West Texas Intermediate futures surpassed the $70 mark to close at its highest since Oct. 2018 after briefly touching the key psychological level earlier this week. Investors focused on the health of the U.S. market ahead of inventory data on Wednesday.
Confidence in the outlook for oil demand continues to grow as accelerating vaccinations allow people to travel more. The Middle Eastern Dubai benchmark is trading in its steepest backwardation — a market structure that indicates supply tightness — in almost a year after the region’s physical market had a strong start to the month.
“We’re looking for a pretty sizable drawdown in U.S. crude oil inventories, while the demand thesis keeps improving,” said John Kilduff, a partner at Again Capital LLC. “This atmosphere remains bullish, as we’re heading into a structural deficit in terms of supply versus demand.”
Crude’s advance from 2020’s collapse has stalled a handful of times this year, but prices have usually returned to an upward track as overall global demand keeps improving. The Covid-19 comeback in part of Asia and Latin America, however, is a reminder that the rebound will be bumpy.
- WTI for July delivery gained 82 cents to $70.05 a barrel in New York
- Brent for August settlement rose 80 cents to $72.29 a barrel at 2:51 p.m. in New York
WTI’s discount against Brent is on the move again after surging to the narrowest since November last month. With the narrowness in the spread persisting, U.S. exports may see a dip as WTI loses competitiveness.

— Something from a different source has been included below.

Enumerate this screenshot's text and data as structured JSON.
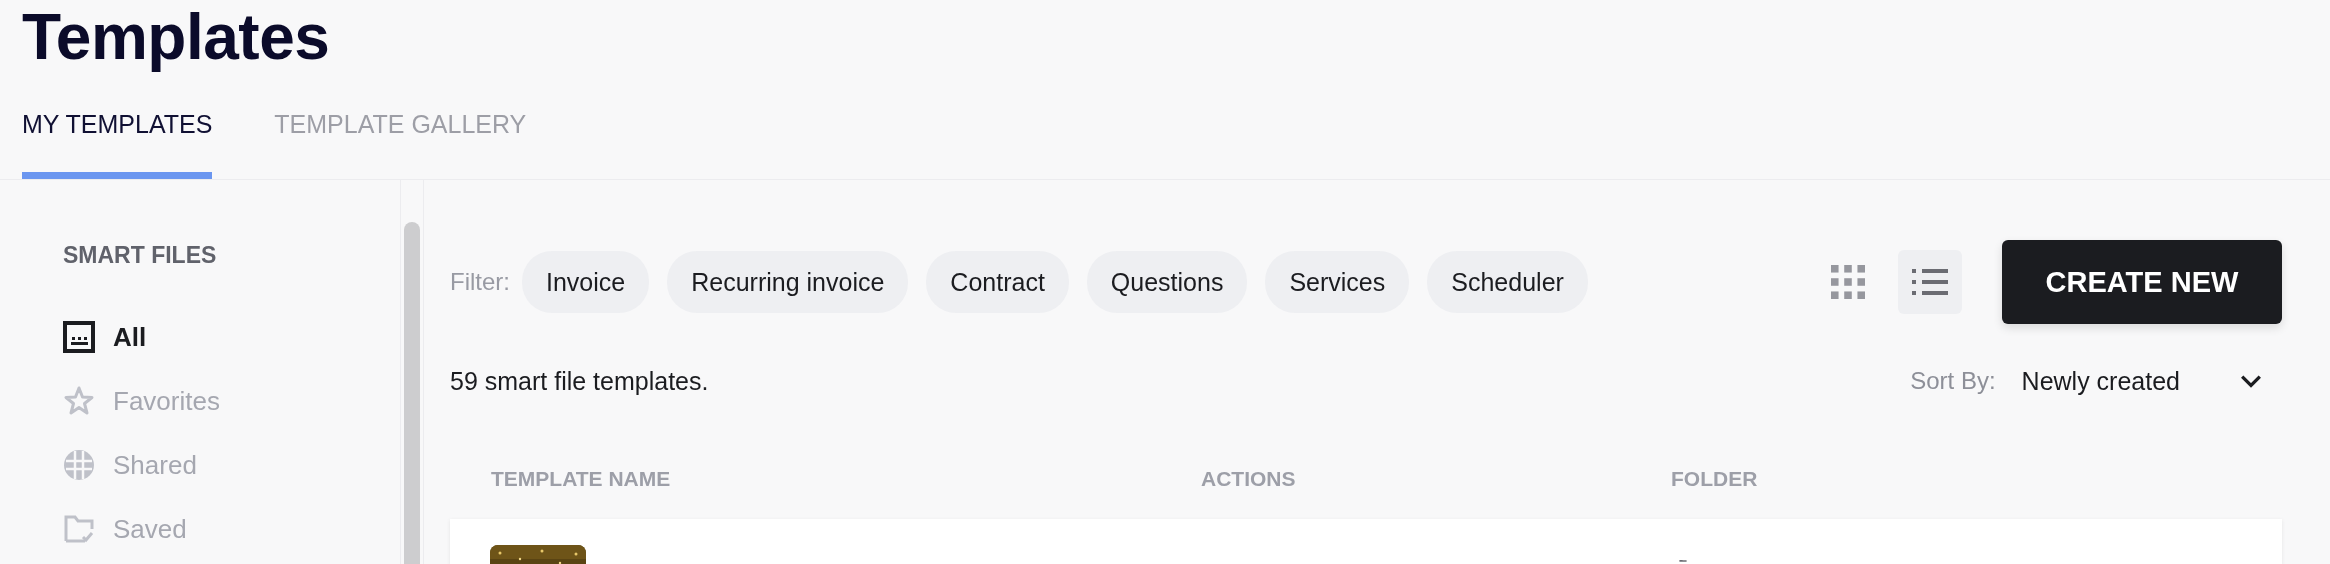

Meanwhile, domestic oil inventories are expected to have fallen last week, according to a Bloomberg survey. That would be the third straight weekly decline if confirmed by U.S. government data on Wednesday. The industry-funded American Petroleum Institute report its figures later on Tuesday.
Other market news:
- KKR & Co.’s Independence Energy and Contango Oil & Gas Co. agreed to combine in an all-stock deal, valuing the new business at about $5.7 billion, including debt.
- Indian oil refiners are taking advantage of weak demand due to the virus resurgence to carry out maintenance in anticipation of a revival in fuel consumption in the coming months.
- The U.S. recovered almost all the Bitcoin ransom paid to the perpetrators of the cyber attack on Colonial Pipeline Co. last month in a sign that law enforcement is capable of pursuing online criminals even when they operate outside the nation’s borders.
- Over 6 1/2 years, a BlackRock Inc. commodity fund never came close to $1 billion in assets. Yet over two days in late May, the ETF more than doubled to $2 billion — and it’s already added another $120 million in June.